Afify Heba M, Zanaty Muhammad S
Systems and Biomedical Engineering Department, Higher Institute of Engineering in El-Shorouk City, Cairo, Egypt.
Faculty of Computer and Information Sciences, Cairo, Egypt.
Med Biol Eng Comput. 2021 Sep;59(9):1723-1734. doi: 10.1007/s11517-021-02412-z. Epub 2021 Jul 22.

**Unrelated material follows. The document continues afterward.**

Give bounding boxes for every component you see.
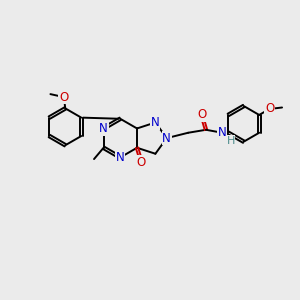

The rapid spread of coronavirus disease (COVID-19) has become a worldwide pandemic and affected more than 15 million patients reported in 27 countries. Therefore, the computational biology carrying this virus that correlates with the human population urgently needs to be understood. In this paper, the classification of the human protein sequences of COVID-19, according to the country, is presented based on machine learning algorithms. The proposed model is based on distinguishing 9238 sequences using three stages, including data preprocessing, data labeling, and classification. In the first stage, data preprocessing's function converts the amino acids of COVID-19 protein sequences into eight groups of numbers based on the amino acids' volume and dipole. It is based on the conjoint triad (CT) method. In the second stage, there are two methods for labeling data from 27 countries from 0 to 26. The first method is based on selecting one number for each country according to the code numbers of countries, while the second method is based on binary elements for each country. According to their countries, machine learning algorithms are used to discover different COVID-19 protein sequences in the last stage. The obtained results demonstrate 100% accuracy, 100% sensitivity, and 90% specificity via the country-based binary labeling method with a linear support vector machine (SVM) classifier. Furthermore, with significant infection data, the USA is more prone to correct classification compared to other countries with fewer data. The unbalanced data for COVID-19 protein sequences is considered a major issue, especially as the US's available data represents 76% of a total of 9238 sequences. The proposed model will act as a prediction tool for the COVID-19 protein sequences in different countries.
冠状病毒病(COVID-19)的迅速传播已成为全球大流行,影响了27个国家报告的超过1500万患者。因此,迫切需要了解与人类群体相关的携带这种病毒的计算生物学。本文基于机器学习算法,介绍了根据国家对COVID-19人类蛋白质序列进行的分类。所提出的模型基于三个阶段区分9238个序列,包括数据预处理、数据标记和分类。在第一阶段,数据预处理功能根据氨基酸的体积和偶极将COVID-19蛋白质序列的氨基酸转换为八组数字。它基于联合三联体(CT)方法。在第二阶段,有两种将来自27个国家的数据标记为0到26的方法。第一种方法是根据国家代码为每个国家选择一个数字,而第二种方法是为每个国家基于二进制元素。在最后阶段,使用机器学习算法根据国家来发现不同的COVID-19蛋白质序列。通过基于国家的二进制标记方法和线性支持向量机(SVM)分类器,获得的结果显示准确率为100%、灵敏度为100%、特异性为90%。此外,由于有大量感染数据,与其他数据较少的国家相比,美国更易于正确分类。COVID-19蛋白质序列的数据不平衡被认为是一个主要问题,特别是因为美国的可用数据占9238个序列总数的76%。所提出的模型将作为不同国家COVID-19蛋白质序列的预测工具。